Dal 1943 entrò in vigore il “Regolamento per la concessione di agevolazioni per i prigionieri” che concedeva alle prostitute una maggiore razione di cibo (anche e soprattutto offerto dai clienti) e un orario di lavoro ridotto rispetto a quello delle altre donne internate: dalle ore 20:00 alle ore 22:00 eccetto la domenica, con un ulteriore turno pomeridiano.
Ad usufruire di questi bordelli erano i detenuti-funzionari, i prigionieri “privilegiati” e i membri delle SS. Era vietato l’ingresso agli ebrei e ai prigionieri di guerra sovietici, mentre era concesso invece ai kapò. Per accedere vi era un lungo procedimento da seguire: l’interessato doveva prima presentare una domanda, essere inserito in una lista d’attesa, essere convocato per un appello, sottoporsi ad una visita medica molto blanda al Revier ed infine farsi una doccia.
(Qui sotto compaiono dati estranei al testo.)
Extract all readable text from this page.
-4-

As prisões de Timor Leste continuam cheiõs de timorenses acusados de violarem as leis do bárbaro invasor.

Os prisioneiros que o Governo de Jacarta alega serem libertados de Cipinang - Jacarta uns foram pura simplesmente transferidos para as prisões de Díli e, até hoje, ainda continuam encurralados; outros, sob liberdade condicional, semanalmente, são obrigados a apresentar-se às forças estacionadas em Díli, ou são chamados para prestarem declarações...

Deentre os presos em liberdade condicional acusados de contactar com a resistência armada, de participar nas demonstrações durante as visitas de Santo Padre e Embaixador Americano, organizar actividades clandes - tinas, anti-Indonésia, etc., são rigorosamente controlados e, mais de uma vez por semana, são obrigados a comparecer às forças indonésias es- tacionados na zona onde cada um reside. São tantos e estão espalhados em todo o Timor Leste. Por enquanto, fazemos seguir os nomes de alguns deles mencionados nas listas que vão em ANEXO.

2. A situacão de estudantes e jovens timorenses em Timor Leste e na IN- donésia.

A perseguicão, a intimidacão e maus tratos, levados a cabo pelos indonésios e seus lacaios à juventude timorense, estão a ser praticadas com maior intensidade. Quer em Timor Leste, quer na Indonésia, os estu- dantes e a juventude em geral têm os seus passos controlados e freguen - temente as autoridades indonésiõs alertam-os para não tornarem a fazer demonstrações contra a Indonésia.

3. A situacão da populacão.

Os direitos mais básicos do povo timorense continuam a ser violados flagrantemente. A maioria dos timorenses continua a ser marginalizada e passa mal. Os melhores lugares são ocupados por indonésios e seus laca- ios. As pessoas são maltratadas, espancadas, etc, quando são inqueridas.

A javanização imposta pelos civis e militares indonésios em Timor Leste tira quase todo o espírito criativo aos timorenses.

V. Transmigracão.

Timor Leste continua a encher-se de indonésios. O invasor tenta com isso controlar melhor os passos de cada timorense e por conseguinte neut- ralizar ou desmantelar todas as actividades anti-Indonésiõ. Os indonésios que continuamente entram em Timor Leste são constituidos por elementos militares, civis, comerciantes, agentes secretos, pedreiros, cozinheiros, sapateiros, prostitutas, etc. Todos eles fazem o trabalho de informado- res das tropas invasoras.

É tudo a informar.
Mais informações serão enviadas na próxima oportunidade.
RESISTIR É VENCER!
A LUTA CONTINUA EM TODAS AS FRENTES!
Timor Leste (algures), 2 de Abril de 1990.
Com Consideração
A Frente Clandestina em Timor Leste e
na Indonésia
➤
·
Se privi di bonus il servizio costava 2 marchi. I tedeschi con le tedesche, i polacchi con le polacche: la selezione razziale era presente anche lì. Il rapporto andava consumato senza protezioni, non poteva superare i 15 minuti e l’unica posizione ammessa era quella del missionario. Una guardia SS monitorava tutto dal buco di una serratura, per assicurarsi che non venissero “infrante le regole”. Gli aborti erano davvero rari: le donne venivano immediatamente sterilizzate, senza anestesia, appena arrivate nel Lager.
Dopo la fine della seconda guerra mondiale la presenza dei lagerbordell è stata oscurata dalla memoria collettiva il più possibile. Sia perché le vittime hanno preferito non testimoniare, provando un profondo senso di colpa per essere riuscite a sopravvivere al contrario di tantissime altre donne, sia perché la Germania trovava “scomodo” affiancare all’immagine di un luogo di annientamento fisico e psicologico anche quello dello sfruttamento sessuale, di cui erano complici molti dei prigionieri incaricati di sorvegliare gli internati. Inoltre, le donne che durante il regime nazista furono costrette a prostituirsi non vennero mai riconosciute come vittime e furono considerate consenzienti, negando loro qualsiasi diritto ad un risarcimento.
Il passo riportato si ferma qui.